Sous sa direction, le musée s’agrandit (la plus récente extension étant le Pavillon pour la Paix Michal et Renata Hornstein), invite dans ses salles la musique (expositions Warhol Live, Chagall : couleur et musique, salle de concert Bourgie…) et la mode (Yves-Saint-Laurent, Jean-Paul Gaultier et bientôt Thierry Mugler comme nous l’annoncions ici). “Les oeuvres de haute couture sont extrêmement belles à voir et on y a très peu accès, commente-t-elle. Je dis souvent qu’il est plus facile de voir un tableau de Van Gogh qu’une robe de haute couture”. Les créateurs de mode ont selon la directrice toute leur place au musée dont le rôle est de “donner à voir des oeuvres inaccessibles” explique-t-elle, car “la couture est un art (…). La définition de l’artiste ne doit pas être donnée par le médium mais par le talent”.

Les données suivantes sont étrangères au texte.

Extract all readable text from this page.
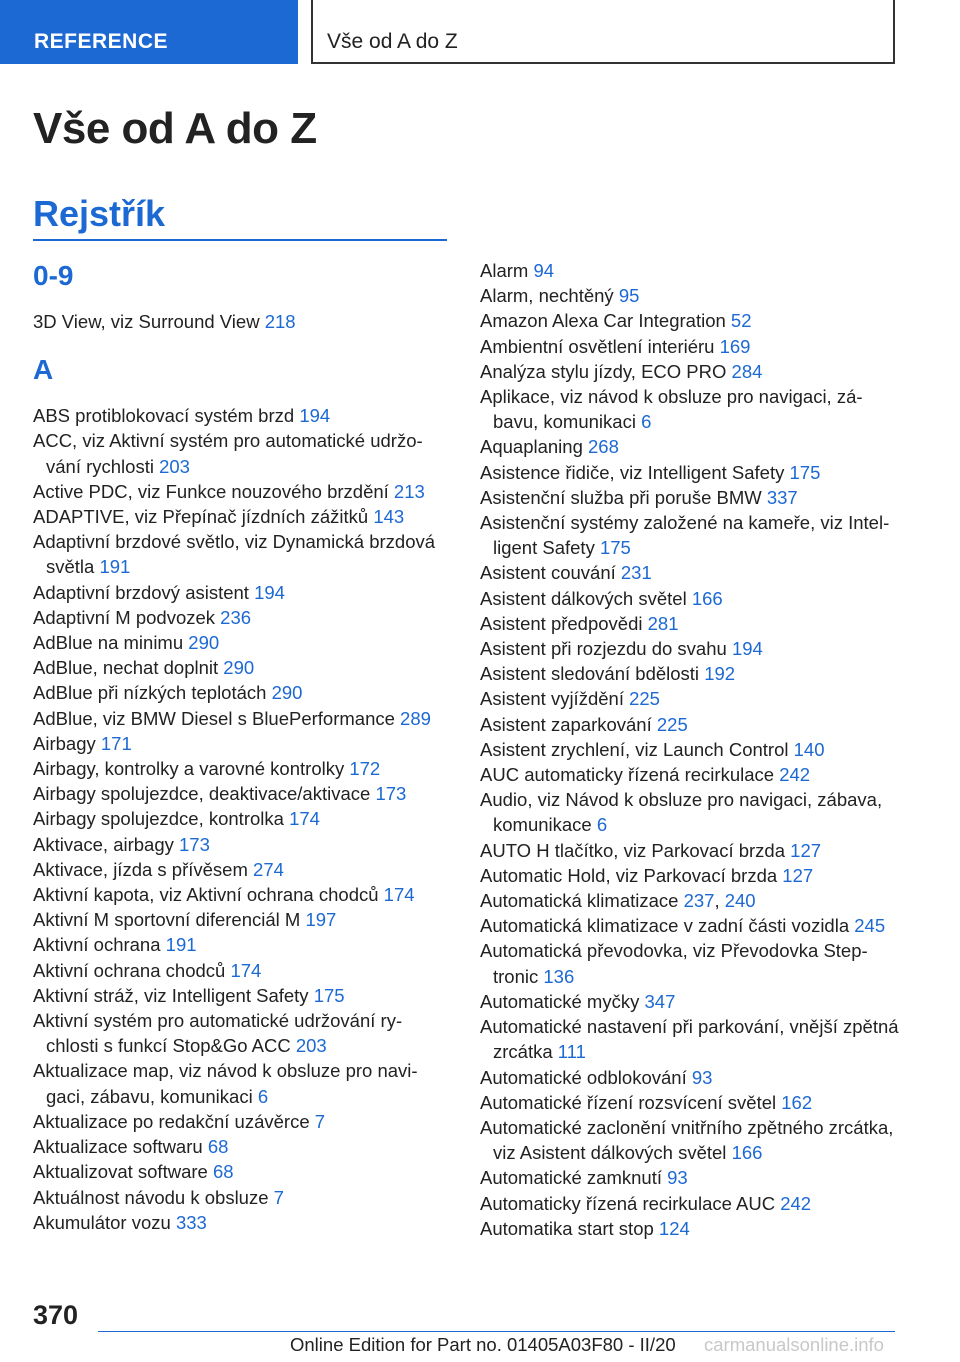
REFERENCE	Vše od A do Z
Vše od A do Z
Rejstřík
0-9
3D View, viz Surround View 218
A
ABS protiblokovací systém brzd 194
ACC, viz Aktivní systém pro automatické udržování rychlosti 203
Active PDC, viz Funkce nouzového brzdění 213
ADAPTIVE, viz Přepínač jízdních zážitků 143
Adaptivní brzdové světlo, viz Dynamická brzdová světla 191
Adaptivní brzdový asistent 194
Adaptivní M podvozek 236
AdBlue na minimu 290
AdBlue, nechat doplnit 290
AdBlue při nízkých teplotách 290
AdBlue, viz BMW Diesel s BluePerformance 289
Airbagy 171
Airbagy, kontrolky a varovné kontrolky 172
Airbagy spolujezdce, deaktivace/aktivace 173
Airbagy spolujezdce, kontrolka 174
Aktivace, airbagy 173
Aktivace, jízda s přívěsem 274
Aktivní kapota, viz Aktivní ochrana chodců 174
Aktivní M sportovní diferenciál M 197
Aktivní ochrana 191
Aktivní ochrana chodců 174
Aktivní stráž, viz Intelligent Safety 175
Aktivní systém pro automatické udržování rychlosti s funkcí Stop&Go ACC 203
Aktualizace map, viz návod k obsluze pro navigaci, zábavu, komunikaci 6
Aktualizace po redakční uzávěrce 7
Aktualizace softwaru 68
Aktualizovat software 68
Aktuálnost návodu k obsluze 7
Akumulátor vozu 333
Alarm 94
Alarm, nechtěný 95
Amazon Alexa Car Integration 52
Ambientní osvětlení interiéru 169
Analýza stylu jízdy, ECO PRO 284
Aplikace, viz návod k obsluze pro navigaci, zábavu, komunikaci 6
Aquaplaning 268
Asistence řidiče, viz Intelligent Safety 175
Asistenční služba při poruše BMW 337
Asistenční systémy založené na kameře, viz Intelligent Safety 175
Asistent couvání 231
Asistent dálkových světel 166
Asistent předpovědi 281
Asistent při rozjezdu do svahu 194
Asistent sledování bdělosti 192
Asistent vyjíždění 225
Asistent zaparkování 225
Asistent zrychlení, viz Launch Control 140
AUC automaticky řízená recirkulace 242
Audio, viz Návod k obsluze pro navigaci, zábava, komunikace 6
AUTO H tlačítko, viz Parkovací brzda 127
Automatic Hold, viz Parkovací brzda 127
Automatická klimatizace 237, 240
Automatická klimatizace v zadní části vozidla 245
Automatická převodovka, viz Převodovka Steptronic 136
Automatické myčky 347
Automatické nastavení při parkování, vnější zpětná zrcátka 111
Automatické odblokování 93
Automatické řízení rozsvícení světel 162
Automatické zaclonění vnitřního zpětného zrcátka, viz Asistent dálkových světel 166
Automatické zamknutí 93
Automaticky řízená recirkulace AUC 242
Automatika start stop 124
370
Online Edition for Part no. 01405A03F80 - II/20 carmanualsonline.info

Certains projets phares du musée le font connaître sur la scène internationale. L’exposition “La planète mode de Jean-Paul Gaultier” notamment, imaginée par le MBAM à l’initiative de sa directrice, fait le tour du monde depuis sa création en 2011. L’exposition originale, qui a visité une douzaine de pays, s’est refermée à Montréal en octobre 2017 avec un bouquet final sous la forme d’un gâteau de mariage haute couture inclusif pour toutes et tous, qui poursuit aujourd’hui sa route en dehors du Québec (nous en parlions ici). Il portait un fort message de diversité, d’humanisme et de tolérance ainsi qu’une réflexion sur la beauté : “C’est la raison pour laquelle Jean-Paul avait accepté car je voulais que le projet soit axé sur la diversité dans la définition de la beauté“, raconte la directrice.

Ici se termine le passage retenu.